Esa mañana de agosto, cuando me senté después de haber leído el breve correo electrónico de Gunnar, la primera novela ya estaba casi lista para maquetarse; lo último que había hecho después de recibir dos opiniones de los asesores de la editorial fue convertir la historia —en un principio fragmentaria e inconexa, sobre los doce meses que con dieciséis años viví con mi padre— en una historia seguida y consistente, y en mi opinión lo único que faltaba era cambiar los nombres, si alguna de las personas sobre las que había escrito lo deseaba.
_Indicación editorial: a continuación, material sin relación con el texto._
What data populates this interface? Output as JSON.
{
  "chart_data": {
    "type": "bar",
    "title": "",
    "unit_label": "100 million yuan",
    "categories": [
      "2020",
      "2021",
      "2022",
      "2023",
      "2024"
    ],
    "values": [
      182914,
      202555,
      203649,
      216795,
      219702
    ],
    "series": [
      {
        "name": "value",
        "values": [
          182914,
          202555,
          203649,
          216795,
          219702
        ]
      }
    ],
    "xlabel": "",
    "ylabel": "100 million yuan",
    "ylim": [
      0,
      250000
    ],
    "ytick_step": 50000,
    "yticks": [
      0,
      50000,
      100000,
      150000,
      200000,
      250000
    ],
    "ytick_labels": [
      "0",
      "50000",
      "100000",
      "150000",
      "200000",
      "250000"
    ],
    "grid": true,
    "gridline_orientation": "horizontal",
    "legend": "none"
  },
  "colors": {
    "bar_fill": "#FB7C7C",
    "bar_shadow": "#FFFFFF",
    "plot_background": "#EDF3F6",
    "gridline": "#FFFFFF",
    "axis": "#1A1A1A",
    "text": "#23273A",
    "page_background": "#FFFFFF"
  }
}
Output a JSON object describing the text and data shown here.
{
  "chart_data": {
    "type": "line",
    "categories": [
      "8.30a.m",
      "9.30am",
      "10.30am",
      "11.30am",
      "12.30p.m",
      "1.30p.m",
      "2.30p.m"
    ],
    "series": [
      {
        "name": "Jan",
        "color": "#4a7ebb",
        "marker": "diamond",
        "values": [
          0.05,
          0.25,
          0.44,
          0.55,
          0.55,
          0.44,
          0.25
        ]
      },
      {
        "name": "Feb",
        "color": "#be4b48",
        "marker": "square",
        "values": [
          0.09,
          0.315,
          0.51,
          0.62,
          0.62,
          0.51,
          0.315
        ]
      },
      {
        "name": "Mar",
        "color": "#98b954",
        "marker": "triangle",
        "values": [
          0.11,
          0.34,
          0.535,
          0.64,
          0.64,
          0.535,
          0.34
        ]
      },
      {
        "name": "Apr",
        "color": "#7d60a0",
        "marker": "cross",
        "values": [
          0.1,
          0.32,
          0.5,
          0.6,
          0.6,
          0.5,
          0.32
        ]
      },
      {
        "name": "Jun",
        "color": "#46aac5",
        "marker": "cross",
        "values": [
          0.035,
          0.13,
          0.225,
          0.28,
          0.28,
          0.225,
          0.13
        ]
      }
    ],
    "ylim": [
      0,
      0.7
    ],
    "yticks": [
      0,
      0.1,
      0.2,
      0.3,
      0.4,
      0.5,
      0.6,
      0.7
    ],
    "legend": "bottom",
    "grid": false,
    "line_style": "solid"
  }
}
La segunda novela estaba más o menos acabada, sólo faltaba alguna cosa del final, luego Geir Gulliksen la leería por última vez, y después de estudiar sus propuestas e incorporarlas, si estaba de acuerdo, también estaría lista para maquetarse. De la tercera, en cambio, faltaba todavía mucho. No cuajaba, era demasiado anecdótica, le faltaba por completo épica y grandes líneas, no tenía ninguna coherencia interna más allá de la cronología.